Shi Tao: A Life of Contradiction

 

Shi Tao's Self-portrait

 

Shi Tao, born Zhu Ruoji, is known as one of “the Four Monk Painters of the early Qing Dynasty (1644-1911)”.

Born in Guilin, Guangxi province, Shi Tao was a kinsman of the Emperor of the Ming Dynasty (1368-1644). In 1644, after falling to the invading Manchurians and civil rebellion, the Ming Dynasty was overthrown.

Shi’s father, Zhu Kengjia, rebelled in Guangxi province and was later captured and killed, when Shi Tao was only three-years-old. It is said that he was taken away by a eunuch and in 1651 became a Buddhist monk.

Shi led a wandering life for a long time. He migrated from Wuchang, where he began his religious instruction, to Anhui in the 1660s. During this period, he read many books and visited abundant places, laying a solid foundation for his paintings. Throughout the 1680s he lived in Nanjing and Yangzhou.

 

Many believe Shi’s conversion to Buddhism served as a political pretense or a way of saving life since he kept paying attention to the occurrences in the outside world when he stayed in the Buddhist temple.

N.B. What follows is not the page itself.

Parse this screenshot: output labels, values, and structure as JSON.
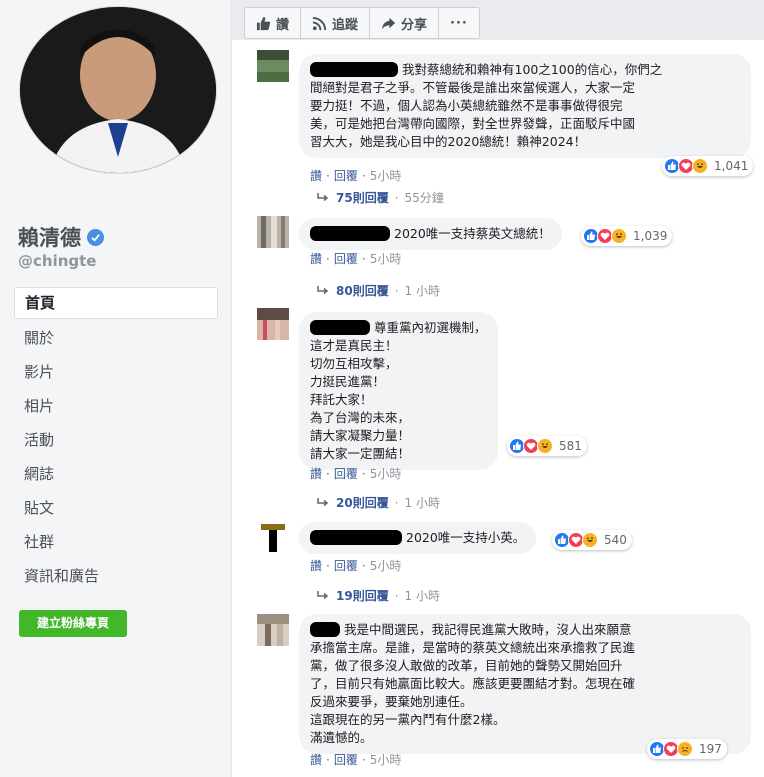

When the Qing Dynasty Emperor visited South China, Shi Tao received him with a warm welcome.

Shortly after, Shi went to Beijing to find patronage for his promotion within the monastic system. After his arrival in Beijing, he lived in Ci Yuan Temple which was dilapidated and dirty. Nobody, including the contemporary Emperor Kang Xi, was interested in his talks about Zen. He was only treated as a monk who could paint.